Anyone putting on Mitch Ryder's new album for a whiff of that old Detroit perfume is apt to be disappointed, because the general redolence here, while pleasant enough, is that of producer John Cougar's Main Street America chili dogs. Which is not to say that "Never Kick a Sleeping Dog" doesn't have a respectable percentage of meatiness and spice; but Cougar has applied his own (successful) formulas to Ryder's record with such a heavy hand that a lot of it ends up sounding like filler for one of his own albums.

Without question, the worst track here is Cougar's own "Rue de Trahir," a pointless, bathetic ballad that sounds like Garland Jeffreys on a real bad day. A much better bet is Ryder's gut-level reading of Prince's "When You Were Mine." And the kindest cut of all is Ryder's duet with fellow rock holdout Marianne Faithfull on Bill Amesbury's "A Thrill's a Thrill," which this one is. Not only are they singing from the same hymnal in the high church of low-culture sleaze, but their gravelly, vice-ravaged voices blend together like a couple of mezzo- banshees from Satan's own choir.
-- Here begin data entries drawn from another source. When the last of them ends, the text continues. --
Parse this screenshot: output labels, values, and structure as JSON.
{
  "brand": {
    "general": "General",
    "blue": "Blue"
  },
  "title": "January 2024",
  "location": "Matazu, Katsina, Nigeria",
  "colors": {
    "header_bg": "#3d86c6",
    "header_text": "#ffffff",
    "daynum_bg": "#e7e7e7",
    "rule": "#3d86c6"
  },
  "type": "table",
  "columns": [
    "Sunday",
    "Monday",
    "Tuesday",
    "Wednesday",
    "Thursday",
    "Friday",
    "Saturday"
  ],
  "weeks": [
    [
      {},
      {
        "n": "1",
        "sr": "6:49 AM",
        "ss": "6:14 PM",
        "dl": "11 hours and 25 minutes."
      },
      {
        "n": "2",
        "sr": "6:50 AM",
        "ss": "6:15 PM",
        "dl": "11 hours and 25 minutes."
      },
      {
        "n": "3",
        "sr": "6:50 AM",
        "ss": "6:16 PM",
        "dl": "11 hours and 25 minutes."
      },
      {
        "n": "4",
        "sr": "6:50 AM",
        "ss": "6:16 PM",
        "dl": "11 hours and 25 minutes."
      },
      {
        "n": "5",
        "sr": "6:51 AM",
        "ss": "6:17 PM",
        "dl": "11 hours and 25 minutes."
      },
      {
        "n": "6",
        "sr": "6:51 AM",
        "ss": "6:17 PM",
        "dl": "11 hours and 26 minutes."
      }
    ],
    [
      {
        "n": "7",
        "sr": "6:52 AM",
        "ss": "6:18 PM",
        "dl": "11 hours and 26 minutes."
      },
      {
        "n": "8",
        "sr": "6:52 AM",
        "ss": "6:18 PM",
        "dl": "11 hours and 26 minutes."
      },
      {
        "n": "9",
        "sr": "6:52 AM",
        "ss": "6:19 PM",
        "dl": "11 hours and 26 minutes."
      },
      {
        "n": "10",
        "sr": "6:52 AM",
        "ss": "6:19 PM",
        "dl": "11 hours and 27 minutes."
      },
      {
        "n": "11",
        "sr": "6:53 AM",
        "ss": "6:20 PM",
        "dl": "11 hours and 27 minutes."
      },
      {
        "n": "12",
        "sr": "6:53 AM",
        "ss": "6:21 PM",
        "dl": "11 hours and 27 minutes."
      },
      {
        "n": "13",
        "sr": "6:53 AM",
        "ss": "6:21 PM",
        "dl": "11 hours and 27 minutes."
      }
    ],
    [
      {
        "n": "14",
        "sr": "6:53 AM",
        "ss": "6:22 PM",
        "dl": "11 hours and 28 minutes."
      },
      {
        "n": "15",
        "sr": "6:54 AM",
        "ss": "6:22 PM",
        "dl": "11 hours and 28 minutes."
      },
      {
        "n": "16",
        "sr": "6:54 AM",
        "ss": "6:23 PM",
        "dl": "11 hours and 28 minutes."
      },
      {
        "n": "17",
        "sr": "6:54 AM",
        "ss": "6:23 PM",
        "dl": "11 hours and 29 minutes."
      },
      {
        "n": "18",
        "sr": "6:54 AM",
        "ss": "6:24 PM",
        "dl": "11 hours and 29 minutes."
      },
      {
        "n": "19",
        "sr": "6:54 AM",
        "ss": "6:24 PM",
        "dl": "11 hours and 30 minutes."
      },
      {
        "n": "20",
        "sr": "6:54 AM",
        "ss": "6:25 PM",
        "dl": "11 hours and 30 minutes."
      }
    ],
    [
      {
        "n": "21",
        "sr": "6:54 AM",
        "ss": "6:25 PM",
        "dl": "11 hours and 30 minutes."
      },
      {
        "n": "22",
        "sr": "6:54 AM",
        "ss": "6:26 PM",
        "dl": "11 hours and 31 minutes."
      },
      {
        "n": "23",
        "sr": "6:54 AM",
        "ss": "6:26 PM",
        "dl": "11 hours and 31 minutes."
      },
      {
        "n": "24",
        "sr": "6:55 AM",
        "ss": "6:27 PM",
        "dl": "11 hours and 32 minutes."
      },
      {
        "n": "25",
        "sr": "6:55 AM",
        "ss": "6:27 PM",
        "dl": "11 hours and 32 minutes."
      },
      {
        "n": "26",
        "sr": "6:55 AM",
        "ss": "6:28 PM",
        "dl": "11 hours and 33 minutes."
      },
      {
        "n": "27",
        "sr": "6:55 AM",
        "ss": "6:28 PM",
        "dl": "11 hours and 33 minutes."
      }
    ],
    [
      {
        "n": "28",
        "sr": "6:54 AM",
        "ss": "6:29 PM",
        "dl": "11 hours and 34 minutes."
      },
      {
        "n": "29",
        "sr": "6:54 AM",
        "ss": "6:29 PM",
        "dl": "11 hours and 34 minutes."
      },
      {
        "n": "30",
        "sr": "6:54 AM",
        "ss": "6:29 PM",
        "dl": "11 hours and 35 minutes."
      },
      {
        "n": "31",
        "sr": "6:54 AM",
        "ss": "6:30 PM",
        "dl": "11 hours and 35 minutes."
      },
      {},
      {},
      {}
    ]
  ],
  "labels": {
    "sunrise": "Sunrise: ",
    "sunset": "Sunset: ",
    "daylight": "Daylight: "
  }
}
In terms of assertive individualism, that's all, folks. And the fact that Ryder sounds so indelibly, well, Ryder on another current release -- with Was (Not Was) on "Born to Laugh at Tornadoes" -- is further evidence that the fault must be laid at Cougar's door. It's a case of "produce thy teen heroes as thou wouldst have them produce thee"; or maybe the child is too strenuously father to the man. Could be it just wasn't such a swell idea to begin with.

MITCH RYDER -- "Never Kick a Sleeping Dog" (RIVA RVL 7503). Appearing Sunday at 8 at the Bayou.